The naval officer had not come to eavesdrop, but rather to stare through the rain-smeared window. His interest was in a small flotilla of boats that had appeared around the northern headland. The boats were squat and small, none more than fifty feet long, but each had a vast press of sail that drove the score of craft in a fast gaggle towards the harbour entrance. They were escorted by a naval brig that, in the absence of enemies, had its gunports closed.

“They’re chasse-mare’es,” Jane said to her husband.

“Chasse-marrys?”

“Coastal luggers, Richard. They carry forty tons of cargo each.” She smiled, pleased with her display of knowledge. “You forget I was raised on the coast. The smugglers in Dunkirk used chasse-mare’es. The Navy,” Jane said loudly enough for the intrusive naval captain to hear, “could never catch them.”

But the naval captain was oblivious to Mrs Sharpe’s goad.
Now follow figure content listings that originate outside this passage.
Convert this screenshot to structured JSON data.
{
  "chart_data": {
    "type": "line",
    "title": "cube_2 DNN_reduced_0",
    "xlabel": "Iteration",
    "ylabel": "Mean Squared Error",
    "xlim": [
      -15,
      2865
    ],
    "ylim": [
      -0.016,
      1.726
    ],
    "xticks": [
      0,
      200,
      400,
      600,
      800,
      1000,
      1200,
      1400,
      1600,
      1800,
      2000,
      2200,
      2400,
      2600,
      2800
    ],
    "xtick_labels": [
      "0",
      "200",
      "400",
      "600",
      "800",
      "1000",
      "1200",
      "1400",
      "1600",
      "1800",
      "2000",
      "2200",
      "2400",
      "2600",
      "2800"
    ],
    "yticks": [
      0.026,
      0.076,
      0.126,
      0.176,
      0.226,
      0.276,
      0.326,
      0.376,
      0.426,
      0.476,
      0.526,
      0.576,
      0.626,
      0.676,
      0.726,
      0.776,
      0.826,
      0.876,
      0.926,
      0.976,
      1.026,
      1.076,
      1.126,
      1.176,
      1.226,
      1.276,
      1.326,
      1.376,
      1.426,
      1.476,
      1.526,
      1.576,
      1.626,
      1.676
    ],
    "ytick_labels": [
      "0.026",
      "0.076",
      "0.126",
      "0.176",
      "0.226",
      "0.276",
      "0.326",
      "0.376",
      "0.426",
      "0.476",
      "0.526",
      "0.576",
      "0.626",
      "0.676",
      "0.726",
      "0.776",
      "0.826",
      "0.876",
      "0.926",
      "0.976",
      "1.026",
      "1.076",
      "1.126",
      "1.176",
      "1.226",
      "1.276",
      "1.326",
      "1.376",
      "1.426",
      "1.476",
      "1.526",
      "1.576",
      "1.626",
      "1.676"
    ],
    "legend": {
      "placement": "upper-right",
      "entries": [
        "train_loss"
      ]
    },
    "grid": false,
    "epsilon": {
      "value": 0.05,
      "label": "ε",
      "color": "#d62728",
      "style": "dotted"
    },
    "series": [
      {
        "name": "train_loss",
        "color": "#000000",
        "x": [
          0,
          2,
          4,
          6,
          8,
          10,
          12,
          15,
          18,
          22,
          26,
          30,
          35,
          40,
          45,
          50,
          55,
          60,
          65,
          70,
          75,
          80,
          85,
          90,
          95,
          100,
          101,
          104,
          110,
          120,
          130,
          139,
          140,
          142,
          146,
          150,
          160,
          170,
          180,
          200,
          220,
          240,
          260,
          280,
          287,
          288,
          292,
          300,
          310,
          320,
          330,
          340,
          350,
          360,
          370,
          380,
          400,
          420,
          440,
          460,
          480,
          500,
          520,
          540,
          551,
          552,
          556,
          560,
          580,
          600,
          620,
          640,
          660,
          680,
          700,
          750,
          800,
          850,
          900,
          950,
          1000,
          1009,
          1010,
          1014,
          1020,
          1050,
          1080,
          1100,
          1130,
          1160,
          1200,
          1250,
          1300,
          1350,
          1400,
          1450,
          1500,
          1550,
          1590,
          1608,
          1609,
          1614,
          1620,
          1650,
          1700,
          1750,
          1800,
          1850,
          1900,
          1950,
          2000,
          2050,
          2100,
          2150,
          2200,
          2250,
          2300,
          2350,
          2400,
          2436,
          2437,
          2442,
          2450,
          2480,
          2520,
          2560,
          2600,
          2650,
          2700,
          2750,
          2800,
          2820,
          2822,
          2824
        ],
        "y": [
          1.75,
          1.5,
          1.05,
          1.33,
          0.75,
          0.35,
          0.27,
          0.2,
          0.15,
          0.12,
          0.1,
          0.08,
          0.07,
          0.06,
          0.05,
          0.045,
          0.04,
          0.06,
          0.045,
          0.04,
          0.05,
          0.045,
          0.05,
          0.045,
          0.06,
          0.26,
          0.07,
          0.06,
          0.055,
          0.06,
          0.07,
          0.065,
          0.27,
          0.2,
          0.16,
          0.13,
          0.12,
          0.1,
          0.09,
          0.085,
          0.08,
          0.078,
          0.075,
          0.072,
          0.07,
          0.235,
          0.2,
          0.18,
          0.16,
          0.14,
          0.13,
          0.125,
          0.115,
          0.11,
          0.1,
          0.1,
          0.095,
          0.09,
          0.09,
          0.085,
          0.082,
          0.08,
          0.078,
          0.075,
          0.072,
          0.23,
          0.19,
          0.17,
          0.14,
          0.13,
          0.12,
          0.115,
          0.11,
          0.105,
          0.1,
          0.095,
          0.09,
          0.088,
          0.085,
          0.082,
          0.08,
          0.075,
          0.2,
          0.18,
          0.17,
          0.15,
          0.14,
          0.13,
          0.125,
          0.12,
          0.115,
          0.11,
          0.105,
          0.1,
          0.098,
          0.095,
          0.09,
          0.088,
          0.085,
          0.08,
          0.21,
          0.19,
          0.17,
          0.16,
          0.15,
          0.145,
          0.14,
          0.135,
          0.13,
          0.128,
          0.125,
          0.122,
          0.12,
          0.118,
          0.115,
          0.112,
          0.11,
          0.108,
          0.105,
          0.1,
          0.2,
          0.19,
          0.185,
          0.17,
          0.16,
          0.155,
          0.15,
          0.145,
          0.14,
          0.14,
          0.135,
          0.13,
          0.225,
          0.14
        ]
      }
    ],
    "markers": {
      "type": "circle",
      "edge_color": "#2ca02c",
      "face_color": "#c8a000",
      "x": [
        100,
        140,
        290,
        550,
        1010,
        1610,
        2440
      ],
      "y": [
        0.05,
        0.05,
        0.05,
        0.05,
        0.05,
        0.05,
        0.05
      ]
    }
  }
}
He stared at the straggling fleet of chasse-marees’that, emerging from a brief rain-squall, seemed to crab sideways to avoid a sand-bar that was marked by a broken line of dirty foam. “Ford! Ford!”

The naval lieutenant dabbed his lips with a napkin, snatched a swallow of wine, then hastened to his captain’s side. “Sir?”

The captain took a small spyglass from the tail pocket of his coat. “There’s a lively one there, Ford. Mark her!”

Sharpe wondered why naval officers should be so interested in French coastal craft, but Jane said the Navy had been collecting the chasse-marees for days. She had heard that the boats, with their French crews, were being hired with English coin, but for what purpose no one could tell.

The small fleet had come to within a quarter mile of the harbour, and, to facilitate their entry into the crowded inner roads, each ship was lowering its topsail.